When no other opinion matters.

Sandra Pianin is a freelance writer who lives in Queens, New York. Her work has appeared on many online sites with subjects from gardening to politics. In the past, she has been a reviewer for the High Definition Film Festival, the author of a Hollywood business column for www.matchflick.com and a web pundit for www.webpundit.net.

EDITORIAL OF THE WEEK

Tuesday, January 23, 2006
Author: Sandra Pianin, Renown Web Columnist

Was It Real Or Was It A Fake? 
 

The time is November 2006.  The unlikely scene is the Broward County Florida Elections Office.  County Canvassing Board Member, John Rodstrom, sees an odd looking stamp on the envelope of an absentee ballot.  The familiar stamps on the envelope were two stamps from the 1930's, another dating back to World War II and another adding up to .87 cents due for the price of postage.  John Rodstrom had collected stamps when he was a boy.  He finally recognized the last stamp on the envelope (with a picture of an upside-down biplane) as being a very rare and valuable stamp.

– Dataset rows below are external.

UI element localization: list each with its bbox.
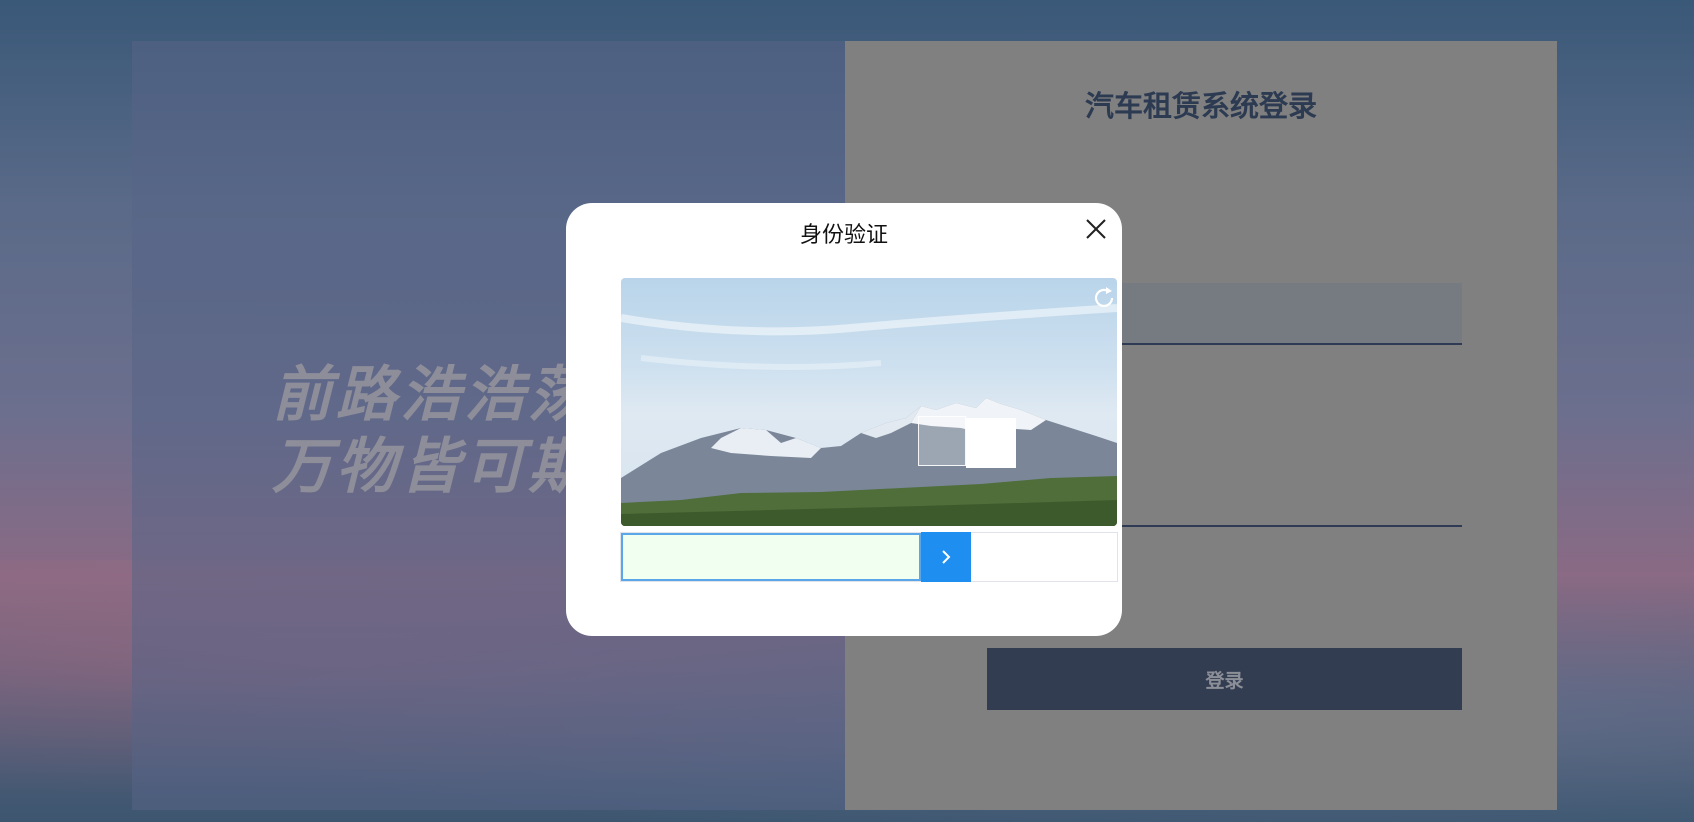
puzzle-slot	[918, 416, 966, 466]
refresh-icon[interactable]	[1091, 285, 1117, 311]
slider-progress	[621, 533, 921, 581]
chevron-right-icon	[942, 550, 951, 564]
mountain-landscape	[621, 304, 1117, 526]
captcha-title: 身份验证	[799, 223, 888, 248]
slider-handle[interactable]	[921, 532, 971, 582]
slider-track[interactable]	[620, 532, 1118, 582]
puzzle-piece	[966, 418, 1016, 468]
close-icon[interactable]	[1084, 217, 1108, 241]
captcha-image	[621, 278, 1117, 526]
captcha-dialog: 身份验证	[566, 203, 1122, 636]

What Mr. Rodstrom recollected from his childhood was that this stamp pictured the best-known error since the United States began producing postage in 1847.  The inverted center version of the 24 cent airmail stamp was released in 1918.  When a sharp-eyed 29 year old collector in Washington, DC spotted the error, he grabbed a full sheet of the stamps.  These are the only known examples of this sought after stamp with an error.

In June 2005, a single copy of the stamp sold for $577,500.  This is a world record price for an unused postage stamp.  Four months later, a block of the "inverted Jenny" stamps sold for $2.9 million dollars.

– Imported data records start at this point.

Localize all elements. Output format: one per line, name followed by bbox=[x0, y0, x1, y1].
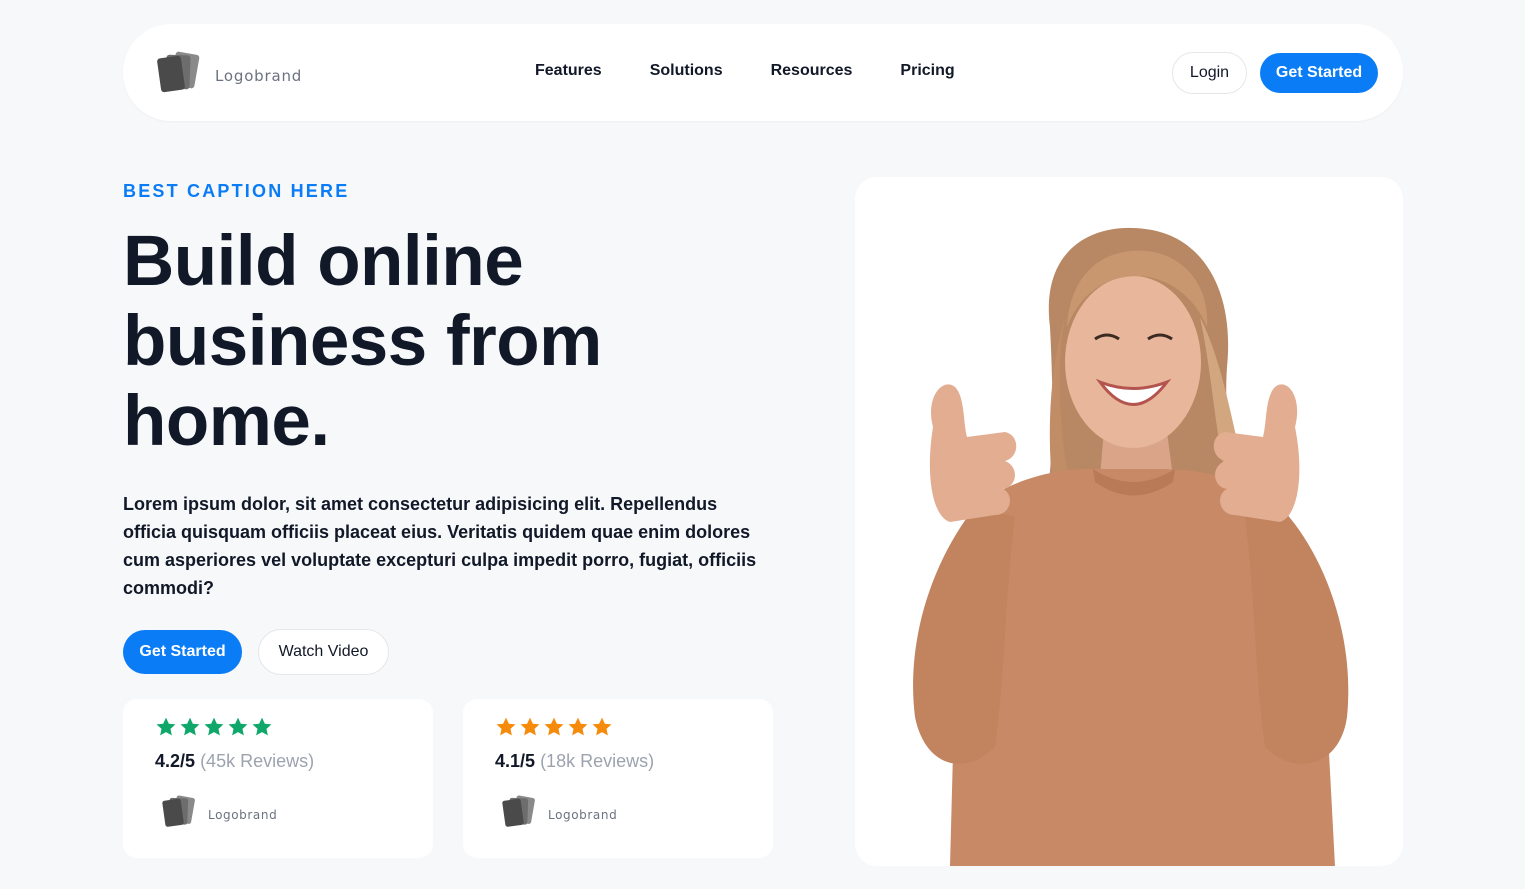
rating-score: 4.1/5 bbox=[495, 751, 536, 771]
rating-summary: 4.1/5 (18k Reviews) bbox=[495, 751, 654, 772]
nav-link-pricing[interactable]: Pricing bbox=[900, 62, 954, 80]
star-rating bbox=[155, 716, 275, 738]
review-card: 4.1/5 (18k Reviews) Logobrand bbox=[463, 699, 773, 858]
star-icon bbox=[544, 717, 564, 736]
star-icon bbox=[592, 717, 612, 736]
hero-description: Lorem ipsum dolor, sit amet consectetur … bbox=[123, 494, 757, 598]
brand-logo[interactable]: Logobrand bbox=[157, 51, 302, 100]
review-card: 4.2/5 (45k Reviews) Logobrand bbox=[123, 699, 433, 858]
hero-image-card bbox=[855, 177, 1403, 866]
hero-caption: BEST CAPTION HERE bbox=[123, 181, 350, 201]
nav-link-resources[interactable]: Resources bbox=[771, 62, 853, 80]
logo-icon bbox=[502, 795, 538, 834]
star-icon bbox=[180, 717, 200, 736]
top-navbar: Logobrand Features Solutions Resources P… bbox=[123, 24, 1403, 121]
star-icon bbox=[520, 717, 540, 736]
star-icon bbox=[568, 717, 588, 736]
star-rating bbox=[495, 716, 615, 738]
star-icon bbox=[156, 717, 176, 736]
review-brand-name: Logobrand bbox=[548, 807, 618, 822]
nav-link-features[interactable]: Features bbox=[535, 62, 602, 80]
logo-icon bbox=[162, 795, 198, 834]
rating-summary: 4.2/5 (45k Reviews) bbox=[155, 751, 314, 772]
review-brand-logo: Logobrand bbox=[502, 795, 617, 834]
star-icon bbox=[228, 717, 248, 736]
star-icon bbox=[204, 717, 224, 736]
nav-get-started-button[interactable]: Get Started bbox=[1260, 53, 1378, 93]
hero-person-image bbox=[913, 227, 1349, 866]
star-icon bbox=[496, 717, 516, 736]
hero-get-started-button[interactable]: Get Started bbox=[123, 630, 242, 674]
login-button[interactable]: Login bbox=[1172, 52, 1247, 94]
brand-name: Logobrand bbox=[215, 66, 303, 85]
main-nav: Features Solutions Resources Pricing bbox=[535, 62, 955, 80]
rating-score: 4.2/5 bbox=[155, 751, 196, 771]
hero-headline: Build online business from home. bbox=[123, 222, 602, 461]
nav-link-solutions[interactable]: Solutions bbox=[650, 62, 723, 80]
review-brand-logo: Logobrand bbox=[162, 795, 277, 834]
logo-icon bbox=[157, 51, 203, 100]
review-count: (45k Reviews) bbox=[200, 751, 315, 771]
review-brand-name: Logobrand bbox=[208, 807, 278, 822]
review-count: (18k Reviews) bbox=[540, 751, 655, 771]
watch-video-button[interactable]: Watch Video bbox=[258, 629, 389, 675]
star-icon bbox=[252, 717, 272, 736]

Rumors of the stamp's reemergence quickly spread via newspapers, television networks, and the worldwide web.  Along with the stamp story came speculation about where it had come from.  American Philatelic Society Executive Director, Peter Mastrangelo, offered the services of the APS in determining whether the stamp was genuine or a reproduction.

On November 14, 2006, Mastrangelo and APS Executive Director, Ken Martin, told the story on The Today Show on NBC-TV.  It was determined that the stamp on the absentee ballot envelope was a reproduction.

This mystery tale has started a resurgence of interest in stamp collecting which provides a wonderful educational view of geography and world history and affairs.